The hearing, which will take place on Friday, will be the first of its kind since the strikes began on September 2, and rights advocates hope it can help lead to accountability as individual legal cases related to the strikes proceed. Authorities said the identities of the nearly 157 people killed have not been released, and any purported evidence against them has not been made public.

Steven Watt, a senior staff lawyer with the American Civil Liberties Union’s human rights programme, said the goal of the hearing will be to conduct a fact-finding investigation into what’s going on, assert that there is no armed conflict, and yield long-sought transparency from the Trump administration on whether or not they have a legal justification for these boat strikes.

Background to the Strikes

The US began launching dozens of deadly military strikes against alleged drug-smuggling boats in the Caribbean Sea and eastern Pacific in September, with the Trump administration claiming it has a right to carry out the deadly attacks as part of a wider military offensive against so-called “narco-terrorists”.

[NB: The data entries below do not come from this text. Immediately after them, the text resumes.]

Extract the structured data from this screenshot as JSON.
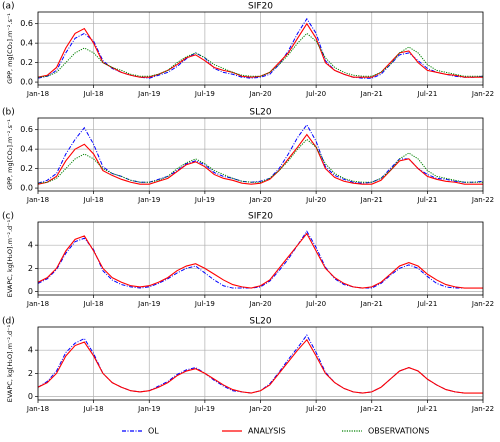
{
  "chart_data": [
    {
      "type": "line",
      "panel_label": "(a)",
      "title": "SIF20",
      "ylabel": "GPP, mg[CO₂].m⁻².s⁻¹",
      "x": [
        0,
        1,
        2,
        3,
        4,
        5,
        6,
        7,
        8,
        9,
        10,
        11,
        12,
        13,
        14,
        15,
        16,
        17,
        18,
        19,
        20,
        21,
        22,
        23,
        24,
        25,
        26,
        27,
        28,
        29,
        30,
        31,
        32,
        33,
        34,
        35,
        36,
        37,
        38,
        39,
        40,
        41,
        42,
        43,
        44,
        45,
        46,
        47,
        48
      ],
      "xlim": [
        0,
        48
      ],
      "xticks": [
        {
          "value": 0,
          "label": "Jan-18"
        },
        {
          "value": 6,
          "label": "Jul-18"
        },
        {
          "value": 12,
          "label": "Jan-19"
        },
        {
          "value": 18,
          "label": "Jul-19"
        },
        {
          "value": 24,
          "label": "Jan-20"
        },
        {
          "value": 30,
          "label": "Jul-20"
        },
        {
          "value": 36,
          "label": "Jan-21"
        },
        {
          "value": 42,
          "label": "Jul-21"
        },
        {
          "value": 48,
          "label": "Jan-22"
        }
      ],
      "ylim": [
        -0.03,
        0.72
      ],
      "yticks": [
        {
          "value": 0,
          "label": "0.0"
        },
        {
          "value": 0.2,
          "label": "0.2"
        },
        {
          "value": 0.4,
          "label": "0.4"
        },
        {
          "value": 0.6,
          "label": "0.6"
        }
      ],
      "grid": true,
      "series": [
        {
          "name": "OL",
          "color": "#0000ff",
          "dash": "dashdot",
          "values": [
            0.04,
            0.06,
            0.12,
            0.3,
            0.45,
            0.5,
            0.42,
            0.22,
            0.14,
            0.1,
            0.07,
            0.05,
            0.04,
            0.07,
            0.1,
            0.16,
            0.24,
            0.3,
            0.25,
            0.14,
            0.1,
            0.08,
            0.05,
            0.04,
            0.05,
            0.08,
            0.18,
            0.32,
            0.5,
            0.65,
            0.5,
            0.22,
            0.12,
            0.08,
            0.05,
            0.04,
            0.04,
            0.08,
            0.18,
            0.28,
            0.3,
            0.22,
            0.14,
            0.1,
            0.08,
            0.06,
            0.05,
            0.05,
            0.06
          ]
        },
        {
          "name": "ANALYSIS",
          "color": "#ff0000",
          "dash": "solid",
          "values": [
            0.05,
            0.07,
            0.15,
            0.35,
            0.5,
            0.55,
            0.4,
            0.2,
            0.15,
            0.1,
            0.07,
            0.05,
            0.05,
            0.08,
            0.12,
            0.18,
            0.25,
            0.28,
            0.22,
            0.15,
            0.12,
            0.1,
            0.06,
            0.05,
            0.06,
            0.1,
            0.2,
            0.3,
            0.45,
            0.6,
            0.45,
            0.2,
            0.12,
            0.08,
            0.05,
            0.05,
            0.05,
            0.1,
            0.2,
            0.3,
            0.32,
            0.2,
            0.12,
            0.1,
            0.08,
            0.07,
            0.05,
            0.05,
            0.05
          ]
        },
        {
          "name": "OBSERVATIONS",
          "color": "#008000",
          "dash": "dotted",
          "values": [
            0.05,
            0.06,
            0.1,
            0.2,
            0.3,
            0.35,
            0.3,
            0.2,
            0.15,
            0.12,
            0.08,
            0.06,
            0.06,
            0.08,
            0.12,
            0.2,
            0.26,
            0.3,
            0.25,
            0.18,
            0.14,
            0.1,
            0.07,
            0.06,
            0.06,
            0.1,
            0.18,
            0.28,
            0.4,
            0.5,
            0.42,
            0.25,
            0.15,
            0.1,
            0.07,
            0.06,
            0.06,
            0.1,
            0.18,
            0.3,
            0.36,
            0.3,
            0.18,
            0.12,
            0.1,
            0.08,
            0.06,
            0.06,
            0.06
          ]
        }
      ]
    },
    {
      "type": "line",
      "panel_label": "(b)",
      "title": "SL20",
      "ylabel": "GPP, mg[CO₂].m⁻².s⁻¹",
      "x": [
        0,
        1,
        2,
        3,
        4,
        5,
        6,
        7,
        8,
        9,
        10,
        11,
        12,
        13,
        14,
        15,
        16,
        17,
        18,
        19,
        20,
        21,
        22,
        23,
        24,
        25,
        26,
        27,
        28,
        29,
        30,
        31,
        32,
        33,
        34,
        35,
        36,
        37,
        38,
        39,
        40,
        41,
        42,
        43,
        44,
        45,
        46,
        47,
        48
      ],
      "xlim": [
        0,
        48
      ],
      "xticks": [
        {
          "value": 0,
          "label": "Jan-18"
        },
        {
          "value": 6,
          "label": "Jul-18"
        },
        {
          "value": 12,
          "label": "Jan-19"
        },
        {
          "value": 18,
          "label": "Jul-19"
        },
        {
          "value": 24,
          "label": "Jan-20"
        },
        {
          "value": 30,
          "label": "Jul-20"
        },
        {
          "value": 36,
          "label": "Jan-21"
        },
        {
          "value": 42,
          "label": "Jul-21"
        },
        {
          "value": 48,
          "label": "Jan-22"
        }
      ],
      "ylim": [
        -0.03,
        0.72
      ],
      "yticks": [
        {
          "value": 0,
          "label": "0.0"
        },
        {
          "value": 0.2,
          "label": "0.2"
        },
        {
          "value": 0.4,
          "label": "0.4"
        },
        {
          "value": 0.6,
          "label": "0.6"
        }
      ],
      "grid": true,
      "series": [
        {
          "name": "OL",
          "color": "#0000ff",
          "dash": "dashdot",
          "values": [
            0.05,
            0.08,
            0.15,
            0.35,
            0.5,
            0.62,
            0.45,
            0.22,
            0.15,
            0.12,
            0.08,
            0.06,
            0.06,
            0.09,
            0.12,
            0.18,
            0.25,
            0.28,
            0.24,
            0.16,
            0.12,
            0.1,
            0.07,
            0.06,
            0.07,
            0.1,
            0.2,
            0.35,
            0.52,
            0.65,
            0.48,
            0.22,
            0.13,
            0.09,
            0.06,
            0.05,
            0.06,
            0.1,
            0.2,
            0.3,
            0.3,
            0.2,
            0.14,
            0.1,
            0.09,
            0.07,
            0.06,
            0.06,
            0.07
          ]
        },
        {
          "name": "ANALYSIS",
          "color": "#ff0000",
          "dash": "solid",
          "values": [
            0.04,
            0.06,
            0.12,
            0.28,
            0.4,
            0.45,
            0.35,
            0.18,
            0.13,
            0.09,
            0.06,
            0.04,
            0.04,
            0.07,
            0.1,
            0.17,
            0.24,
            0.27,
            0.22,
            0.14,
            0.1,
            0.08,
            0.05,
            0.04,
            0.05,
            0.09,
            0.18,
            0.3,
            0.42,
            0.55,
            0.42,
            0.2,
            0.11,
            0.07,
            0.05,
            0.04,
            0.04,
            0.08,
            0.18,
            0.28,
            0.3,
            0.2,
            0.12,
            0.09,
            0.07,
            0.06,
            0.04,
            0.04,
            0.04
          ]
        },
        {
          "name": "OBSERVATIONS",
          "color": "#008000",
          "dash": "dotted",
          "values": [
            0.05,
            0.06,
            0.1,
            0.2,
            0.3,
            0.35,
            0.3,
            0.2,
            0.15,
            0.12,
            0.08,
            0.06,
            0.06,
            0.08,
            0.12,
            0.2,
            0.26,
            0.3,
            0.25,
            0.18,
            0.14,
            0.1,
            0.07,
            0.06,
            0.06,
            0.1,
            0.18,
            0.28,
            0.4,
            0.5,
            0.42,
            0.25,
            0.15,
            0.1,
            0.07,
            0.06,
            0.06,
            0.1,
            0.18,
            0.3,
            0.36,
            0.3,
            0.18,
            0.12,
            0.1,
            0.08,
            0.06,
            0.06,
            0.06
          ]
        }
      ]
    },
    {
      "type": "line",
      "panel_label": "(c)",
      "title": "SIF20",
      "ylabel": "EVAPC, kg[H₂O].m⁻².d⁻¹",
      "x": [
        0,
        1,
        2,
        3,
        4,
        5,
        6,
        7,
        8,
        9,
        10,
        11,
        12,
        13,
        14,
        15,
        16,
        17,
        18,
        19,
        20,
        21,
        22,
        23,
        24,
        25,
        26,
        27,
        28,
        29,
        30,
        31,
        32,
        33,
        34,
        35,
        36,
        37,
        38,
        39,
        40,
        41,
        42,
        43,
        44,
        45,
        46,
        47,
        48
      ],
      "xlim": [
        0,
        48
      ],
      "xticks": [
        {
          "value": 0,
          "label": "Jan-18"
        },
        {
          "value": 6,
          "label": "Jul-18"
        },
        {
          "value": 12,
          "label": "Jan-19"
        },
        {
          "value": 18,
          "label": "Jul-19"
        },
        {
          "value": 24,
          "label": "Jan-20"
        },
        {
          "value": 30,
          "label": "Jul-20"
        },
        {
          "value": 36,
          "label": "Jan-21"
        },
        {
          "value": 42,
          "label": "Jul-21"
        },
        {
          "value": 48,
          "label": "Jan-22"
        }
      ],
      "ylim": [
        -0.3,
        6
      ],
      "yticks": [
        0,
        2,
        4
      ],
      "grid": true,
      "series": [
        {
          "name": "OL",
          "color": "#0000ff",
          "dash": "dashdot",
          "values": [
            0.7,
            1.1,
            1.9,
            3.3,
            4.3,
            4.6,
            3.6,
            1.8,
            1,
            0.6,
            0.4,
            0.3,
            0.4,
            0.7,
            1.1,
            1.6,
            2,
            2.2,
            1.6,
            1,
            0.5,
            0.3,
            0.3,
            0.3,
            0.4,
            0.9,
            1.8,
            2.8,
            4,
            5.2,
            3.8,
            2.1,
            1.1,
            0.6,
            0.4,
            0.3,
            0.3,
            0.7,
            1.4,
            2,
            2.3,
            2,
            1.3,
            0.7,
            0.4,
            0.3,
            0.3,
            0.3,
            0.3
          ]
        },
        {
          "name": "ANALYSIS",
          "color": "#ff0000",
          "dash": "solid",
          "values": [
            0.8,
            1.2,
            2,
            3.5,
            4.5,
            4.8,
            3.5,
            2,
            1.2,
            0.8,
            0.5,
            0.4,
            0.5,
            0.8,
            1.2,
            1.8,
            2.2,
            2.4,
            2,
            1.5,
            1,
            0.6,
            0.4,
            0.3,
            0.5,
            1,
            2,
            3,
            4,
            5,
            3.5,
            2,
            1.2,
            0.7,
            0.4,
            0.3,
            0.4,
            0.8,
            1.5,
            2.2,
            2.5,
            2.2,
            1.5,
            1,
            0.6,
            0.4,
            0.3,
            0.3,
            0.3
          ]
        }
      ]
    },
    {
      "type": "line",
      "panel_label": "(d)",
      "title": "SL20",
      "ylabel": "EVAPC, kg[H₂O].m⁻².d⁻¹",
      "x": [
        0,
        1,
        2,
        3,
        4,
        5,
        6,
        7,
        8,
        9,
        10,
        11,
        12,
        13,
        14,
        15,
        16,
        17,
        18,
        19,
        20,
        21,
        22,
        23,
        24,
        25,
        26,
        27,
        28,
        29,
        30,
        31,
        32,
        33,
        34,
        35,
        36,
        37,
        38,
        39,
        40,
        41,
        42,
        43,
        44,
        45,
        46,
        47,
        48
      ],
      "xlim": [
        0,
        48
      ],
      "xticks": [
        {
          "value": 0,
          "label": "Jan-18"
        },
        {
          "value": 6,
          "label": "Jul-18"
        },
        {
          "value": 12,
          "label": "Jan-19"
        },
        {
          "value": 18,
          "label": "Jul-19"
        },
        {
          "value": 24,
          "label": "Jan-20"
        },
        {
          "value": 30,
          "label": "Jul-20"
        },
        {
          "value": 36,
          "label": "Jan-21"
        },
        {
          "value": 42,
          "label": "Jul-21"
        },
        {
          "value": 48,
          "label": "Jan-22"
        }
      ],
      "ylim": [
        -0.3,
        6
      ],
      "yticks": [
        0,
        2,
        4
      ],
      "grid": true,
      "series": [
        {
          "name": "OL",
          "color": "#0000ff",
          "dash": "dashdot",
          "values": [
            0.8,
            1.3,
            2.2,
            3.8,
            4.6,
            5,
            3.7,
            2,
            1.2,
            0.8,
            0.5,
            0.4,
            0.5,
            0.9,
            1.3,
            1.9,
            2.3,
            2.5,
            2,
            1.4,
            0.9,
            0.5,
            0.4,
            0.3,
            0.5,
            1.1,
            2.1,
            3.2,
            4.2,
            5.3,
            3.8,
            2.1,
            1.2,
            0.7,
            0.4,
            0.3,
            0.4,
            0.8,
            1.5,
            2.2,
            2.5,
            2.2,
            1.5,
            1,
            0.6,
            0.4,
            0.3,
            0.3,
            0.3
          ]
        },
        {
          "name": "ANALYSIS",
          "color": "#ff0000",
          "dash": "solid",
          "values": [
            0.8,
            1.2,
            2,
            3.5,
            4.4,
            4.7,
            3.5,
            2,
            1.2,
            0.8,
            0.5,
            0.4,
            0.5,
            0.8,
            1.2,
            1.8,
            2.2,
            2.4,
            2,
            1.5,
            1,
            0.6,
            0.4,
            0.3,
            0.5,
            1,
            2,
            3,
            4,
            4.9,
            3.5,
            2,
            1.2,
            0.7,
            0.4,
            0.3,
            0.4,
            0.8,
            1.5,
            2.2,
            2.5,
            2.2,
            1.5,
            1,
            0.6,
            0.4,
            0.3,
            0.3,
            0.3
          ]
        }
      ]
    }
  ]
}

However, rights groups have decried the campaign as a series of extrajudicial killings, arguing that Trump’s deadly tactics deny those targeted of anything that approaches due process. Legal experts have also dismissed Trump’s claims that suspects in drug-related crimes are equivalent to “unlawful combatants” in an “armed conflict”.

International Response

The Inter-American Commission on Human Rights, based in Guatemala City, Guatemala, is an independent investigative body within the Organization of American States, of which the US was a founding member in 1948. The commission has launched a range of human rights investigations in recent decades, including probes into the 2014 mass kidnapping of 43 students in Iguala, Mexico.

Angelo Guisado, a senior staff lawyer at the Center for Constitutional Rights, said a fuller accounting of the US actions is needed to prevent future abuses. He is among the experts testifying on Friday, and hopes that the commission can do some investigation into the US actions.

The US Department of Justice has not released the Office of Legal Counsel’s official reasoning for the boat strikes, considered the foundational legal document for the military actions. A separate memorandum from that office addressed the US abduction of Venezuelan President Nicolas Maduro on January 3, which it framed as a drug enforcement action.